O secretário de África e Oriente Médio do Ministério das Relações Exteriores, embaixador Carlos Sérgio Sobral Duarte, explicou que o maior protecionismo dos países desenvolvidos, além das afinidades histórico-culturais do Brasil com a África, contribuem para ampliar as parcerias com o continente.

“É um continente muito variado e com muitas oportunidades econômico-comerciais que o Brasil tem procurado aproveitar. No contexto atual, de fechamento maior dos países desenvolvidos em geral, faz mais ainda sentido buscar uma diversificação. Os países africanos são um mercado, em termos de população, potencial e de juventude, realmente muito grande”, disse o embaixador.

O diplomata lembrou que a África tem apresentado boas taxas de crescimento com 1,5 bilhões de habitantes, sendo mais de 60% com menos de 25 anos. Para marcar o Dia da África, o Itamaraty realiza hoje o um seminário sobre parceria entre os países. Ainda nesta segunda-feira, o presidente Lula participa do 1º Fórum de Reitores Brasil-África, organizado pelo Ministério da Educação.

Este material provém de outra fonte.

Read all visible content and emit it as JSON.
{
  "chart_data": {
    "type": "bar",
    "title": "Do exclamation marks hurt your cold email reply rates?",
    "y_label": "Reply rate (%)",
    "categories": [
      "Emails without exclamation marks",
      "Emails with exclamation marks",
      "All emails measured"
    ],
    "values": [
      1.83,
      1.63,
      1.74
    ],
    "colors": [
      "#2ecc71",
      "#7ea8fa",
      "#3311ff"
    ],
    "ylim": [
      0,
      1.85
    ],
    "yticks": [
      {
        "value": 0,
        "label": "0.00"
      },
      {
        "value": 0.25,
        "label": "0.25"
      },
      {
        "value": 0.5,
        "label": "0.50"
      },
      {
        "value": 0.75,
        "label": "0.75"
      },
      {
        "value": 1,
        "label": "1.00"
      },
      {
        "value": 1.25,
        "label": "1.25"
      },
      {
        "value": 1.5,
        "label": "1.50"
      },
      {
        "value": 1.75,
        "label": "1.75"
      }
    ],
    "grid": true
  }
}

Representante africano no Brasil

Na cerimônia no Itamaraty neste Dia da África, o decano do corpo diplomático africano em Brasília, embaixador de Camarões, Martin Agbor Mbeng, agradeceu o voto do Brasil na ONU para reconhecer a escravidão de africanos como maior crime contra humanidade da História.

Para o diplomata camaronês, instituições brasileiras como Fiocruz, Embrapa, CNPq e o Instituto Brasil-África têm muito a contribuir com o continente africano.

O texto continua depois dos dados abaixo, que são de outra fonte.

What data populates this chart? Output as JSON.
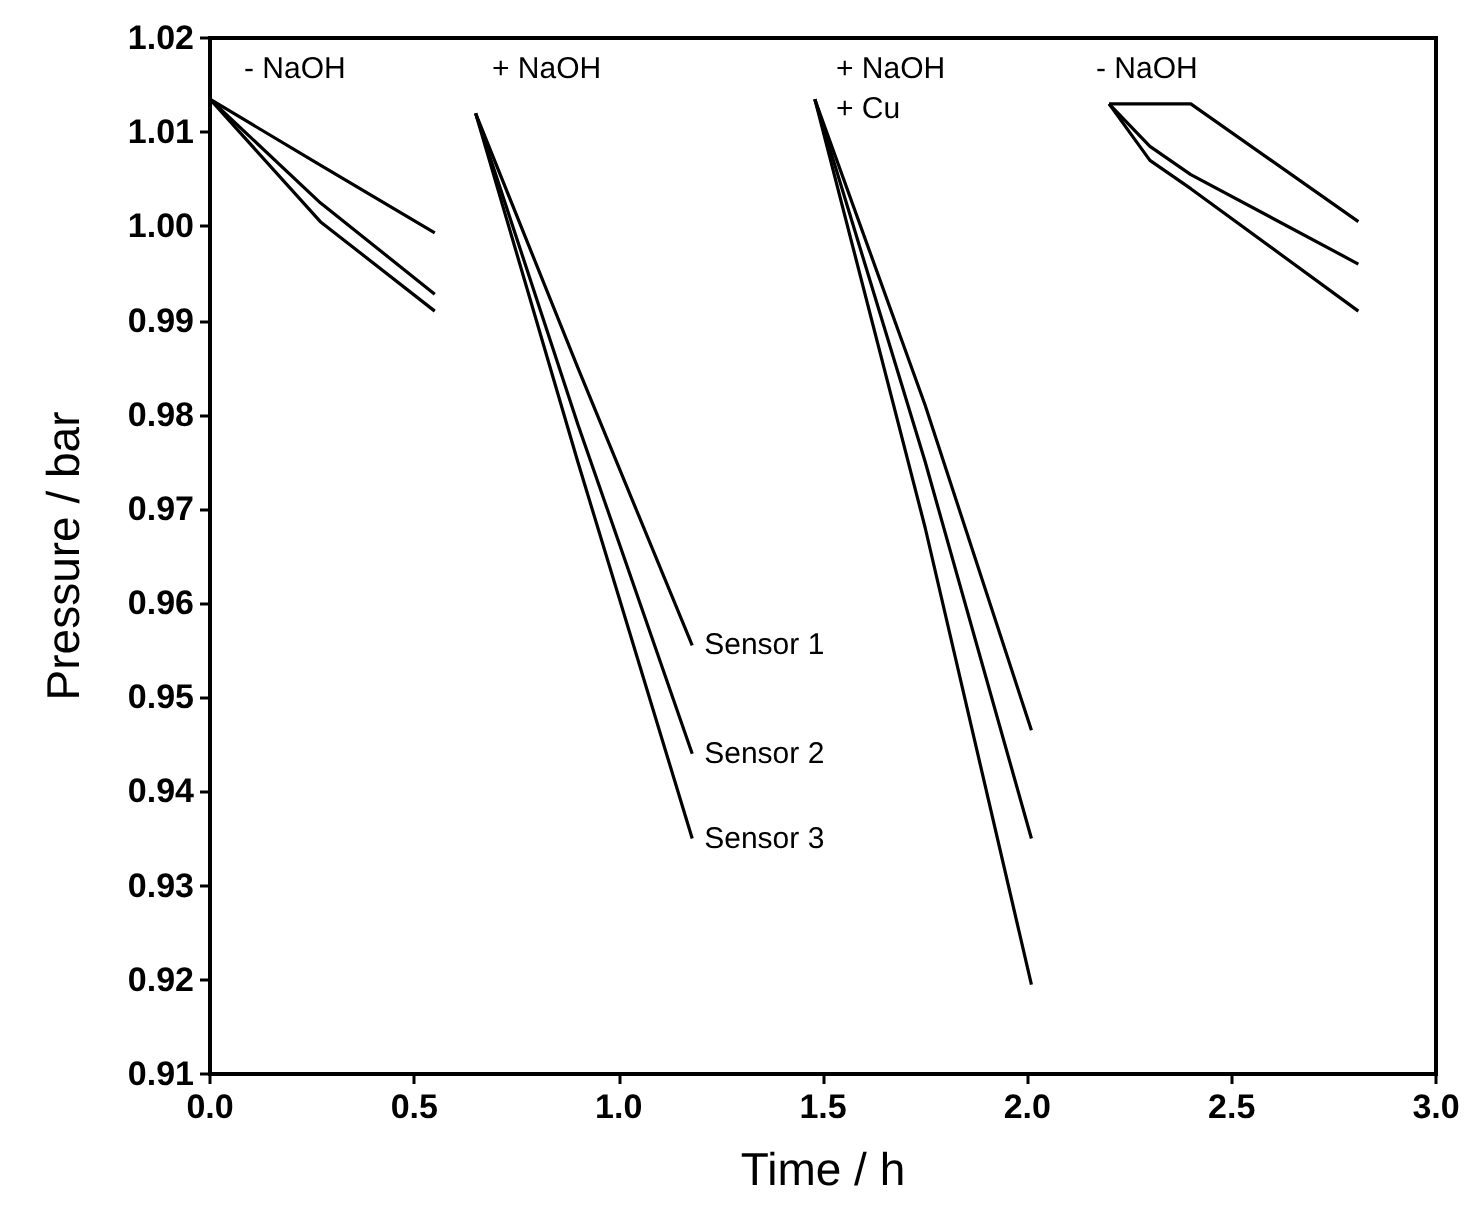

“[Essas instituições] têm capacidade para construir programas com parceiros africanos, não para a África, mas com a África. Essa distinção é importante. Uma verdadeira parceria significa planejamento compartilhado, responsabilidade e prestação de contas compartilhadas”, acrescentou Mbeng.

Mbeng também elogiou a postura do Brasil de defender o sistema multilateral de comércio baseado em regras, em especial, na Organização Mundial do Comércio, que vem sendo esvaziada por atuação dos Estados Unidos.